How God uses suffering to save our souls
Sufferings are given to man as a means of chastisement, enlightenment, and correction. According to St. Basil the Great, sufferings and death itself “cut off the growth of sin.”
[God] covered [man’s] nakedness with clothing, moderated his self-esteem and pride, his fleshly desires and passions, by means of healing measures—labor and diseases—giving to them an educational significance. We ourselves can see the educational effect of labor, and the cleansing effect of disease on the soul. God subjected man to physical death so as not to hand him over to final spiritual death—that is, so that the sinful principle in him might not develop to the extreme, so that he might not become like Satan.

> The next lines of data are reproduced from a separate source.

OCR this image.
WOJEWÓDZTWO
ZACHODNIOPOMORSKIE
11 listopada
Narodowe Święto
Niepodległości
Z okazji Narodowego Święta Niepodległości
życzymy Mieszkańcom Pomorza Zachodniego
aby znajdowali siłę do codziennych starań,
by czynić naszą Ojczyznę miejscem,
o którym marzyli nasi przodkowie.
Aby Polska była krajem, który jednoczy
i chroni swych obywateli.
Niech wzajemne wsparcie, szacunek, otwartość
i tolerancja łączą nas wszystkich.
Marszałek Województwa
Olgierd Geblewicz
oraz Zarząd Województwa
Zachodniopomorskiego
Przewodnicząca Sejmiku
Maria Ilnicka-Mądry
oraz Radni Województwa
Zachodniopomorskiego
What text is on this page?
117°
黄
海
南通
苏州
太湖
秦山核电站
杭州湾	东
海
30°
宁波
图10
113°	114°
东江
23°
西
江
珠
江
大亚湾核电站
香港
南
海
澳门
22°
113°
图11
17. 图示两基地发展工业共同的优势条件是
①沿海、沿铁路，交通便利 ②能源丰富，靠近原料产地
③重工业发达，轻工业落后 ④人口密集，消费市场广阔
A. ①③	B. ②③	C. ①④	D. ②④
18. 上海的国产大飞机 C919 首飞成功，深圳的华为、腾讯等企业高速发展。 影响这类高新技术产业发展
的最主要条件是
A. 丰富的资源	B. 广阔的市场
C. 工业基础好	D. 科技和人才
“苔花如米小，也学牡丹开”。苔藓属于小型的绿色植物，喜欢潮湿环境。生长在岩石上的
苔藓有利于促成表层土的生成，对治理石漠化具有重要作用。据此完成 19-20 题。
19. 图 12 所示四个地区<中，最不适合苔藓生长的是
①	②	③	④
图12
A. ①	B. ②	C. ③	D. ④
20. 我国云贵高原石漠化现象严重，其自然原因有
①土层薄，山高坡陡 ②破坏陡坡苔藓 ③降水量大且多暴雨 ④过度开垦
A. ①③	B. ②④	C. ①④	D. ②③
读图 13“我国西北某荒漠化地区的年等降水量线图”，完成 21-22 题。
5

However, this natural bridle of suffering and death does not uproot the very source of evil. It only restraints the development of evil. It was most necessary for mankind to have a supernatural power and help which might perform an inward reversal within him and give to man the possibility to turn away from a gradually deepening descent and towards victory over sin and a gradual ascent to God.
Orthodox Dogmatic Theology is dry and difficult at times, but if you want to gain a theological understanding of the Orthodox faith, and how it compares to other confessions, it’s a great starting point.